Note: This bug is displayed in read-only format because the product is no longer active in Red Hat Bugzilla.

Bug 1536317

Summary: upgrade etcd failed at TASK [Run variable sanity checks]
Product: OpenShift Container Platform Reporter: Weihua Meng <wmeng>
Component: Cluster Version OperatorAssignee: Michael Gugino <mgugino>
Status: CLOSED CURRENTRELEASE QA Contact: Weihua Meng <wmeng>
Severity: medium Docs Contact:
Priority: medium    
Version: 3.9.0CC: aos-bugs, bleanhar, ccallega, jokerman, mmccomas, wmeng, wsun
Target Milestone: ---   
Target Release: 3.9.0   
Hardware: Unspecified   
OS: Unspecified   
Whiteboard:
Fixed In Version: Doc Type: If docs needed, set a value
Doc Text:
Story Points: ---
Clone Of: Environment:
Last Closed: 2018-06-18 16:10:07 UTC Type: Bug
Regression: --- Mount Type: ---
Documentation: --- CRM:
Verified Versions: Category: ---
oVirt Team: --- RHEL 7.3 requirements from Atomic Host:
Cloudforms Team: --- Target Upstream Version:
Embargoed:
Attachments:
Description Flags
ccallegar-inventory none

Description Weihua Meng 2018-01-19 06:39:33 UTC
Description of problem:
upgrade etcd failed at TASK [Run variable sanity checks]

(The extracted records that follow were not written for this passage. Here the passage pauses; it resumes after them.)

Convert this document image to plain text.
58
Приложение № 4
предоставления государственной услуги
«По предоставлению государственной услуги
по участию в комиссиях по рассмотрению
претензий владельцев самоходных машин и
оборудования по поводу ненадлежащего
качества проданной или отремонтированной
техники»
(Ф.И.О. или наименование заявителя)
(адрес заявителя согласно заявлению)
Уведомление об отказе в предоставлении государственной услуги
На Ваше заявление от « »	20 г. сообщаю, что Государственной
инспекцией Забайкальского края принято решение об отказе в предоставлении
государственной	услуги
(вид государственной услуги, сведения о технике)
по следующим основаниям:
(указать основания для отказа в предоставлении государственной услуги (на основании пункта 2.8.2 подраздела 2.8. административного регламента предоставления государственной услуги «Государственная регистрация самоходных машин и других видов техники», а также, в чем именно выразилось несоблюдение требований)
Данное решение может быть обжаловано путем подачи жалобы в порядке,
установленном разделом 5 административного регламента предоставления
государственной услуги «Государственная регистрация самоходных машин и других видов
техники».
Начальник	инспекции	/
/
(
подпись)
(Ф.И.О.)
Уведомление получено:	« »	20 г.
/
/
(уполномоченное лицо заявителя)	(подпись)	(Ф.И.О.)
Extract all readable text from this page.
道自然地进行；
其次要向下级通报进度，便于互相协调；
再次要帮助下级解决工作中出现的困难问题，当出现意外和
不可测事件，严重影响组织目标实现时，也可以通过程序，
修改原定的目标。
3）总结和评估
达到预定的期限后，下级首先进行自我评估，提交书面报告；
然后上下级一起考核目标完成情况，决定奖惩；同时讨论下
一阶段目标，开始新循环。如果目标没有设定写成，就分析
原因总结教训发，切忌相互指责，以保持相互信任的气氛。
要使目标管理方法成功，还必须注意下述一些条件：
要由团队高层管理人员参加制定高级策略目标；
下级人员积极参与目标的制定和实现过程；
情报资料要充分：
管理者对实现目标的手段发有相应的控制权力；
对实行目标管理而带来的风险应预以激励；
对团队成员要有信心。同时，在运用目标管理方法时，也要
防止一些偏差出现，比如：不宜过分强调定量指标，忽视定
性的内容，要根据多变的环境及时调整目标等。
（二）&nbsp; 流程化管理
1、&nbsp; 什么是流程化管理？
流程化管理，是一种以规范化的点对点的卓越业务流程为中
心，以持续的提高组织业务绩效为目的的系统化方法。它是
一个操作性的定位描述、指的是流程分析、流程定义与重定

Version-Release number of the following components:
openshift-ansible-3.9.0-0.21.0.git.0.296d767.el7.noarch
ansible-2.4.1.0-1.el7.noarch
ansible 2.4.1.0
  config file = /etc/ansible/ansible.cfg
  configured module search path = [u'/root/.ansible/plugins/modules', u'/usr/share/ansible/plugins/modules']
  ansible python module location = /usr/lib/python2.7/site-packages/ansible
  executable location = /usr/bin/ansible
  python version = 2.7.5 (default, May  3 2017, 07:55:04) [GCC 4.8.5 20150623 (Red Hat 4.8.5-14)]

How reproducible:
Always

Steps to Reproduce:
1. upgrade etcd
# ansible-playbook -i hosts /usr/share/ansible/openshift-ansible/playbooks/openshift-etcd/upgrade.yml -vvv

Actual results:
TASK [Run variable sanity checks] *********************************************************************************************************************************************************************************
task path: /usr/share/ansible/openshift-ansible/playbooks/init/sanity_checks.yml:12
The full traceback is:
Traceback (most recent call last):
  File "/usr/lib/python2.7/site-packages/ansible/executor/task_executor.py", line 125, in run
    res = self._execute()
  File "/usr/lib/python2.7/site-packages/ansible/executor/task_executor.py", line 521, in _execute
    result = self._handler.run(task_vars=variables)
  File "/usr/share/ansible/openshift-ansible/roles/lib_utils/action_plugins/sanity_checks.py", line 175, in run
    self.run_checks(hostvars, host)
  File "/usr/share/ansible/openshift-ansible/roles/lib_utils/action_plugins/sanity_checks.py", line 145, in run_checks
    self.check_python_version(hostvars, host, distro)
  File "/usr/share/ansible/openshift-ansible/roles/lib_utils/action_plugins/sanity_checks.py", line 82, in check_python_version
    if ansible_python['version']['major'] != 2:
TypeError: 'NoneType' object has no attribute '__getitem__'
fatal: [host-8-241-12.host.centralci.eng.rdu2.redhat.com]: FAILED! => {
    "failed": true, 
    "msg": "Unexpected failure during module execution.", 
    "stdout": ""
}

NO MORE HOSTS LEFT ************************************************************************************************************************************************************************************************
	to retry, use: --limit @/usr/share/ansible/openshift-ansible/playbooks/openshift-etcd/upgrade.retry

Expected results:
Upgrade etcd succeeds

Comment 1 Michael Gugino 2018-01-19 14:37:45 UTC
Please provide inventory and full output.

Comment 2 Michael Gugino 2018-01-19 14:41:48 UTC
This is caused by sanity_checks checking the values for hosts that have not had facts gathered.  I have limited the scope on checking these facts on node scaleup play in the latest patch, but it's probably easier to patch the sanity_checks plugin to disregard hosts that haven't had facts gathered on the limited number of items like ansible version that are checked.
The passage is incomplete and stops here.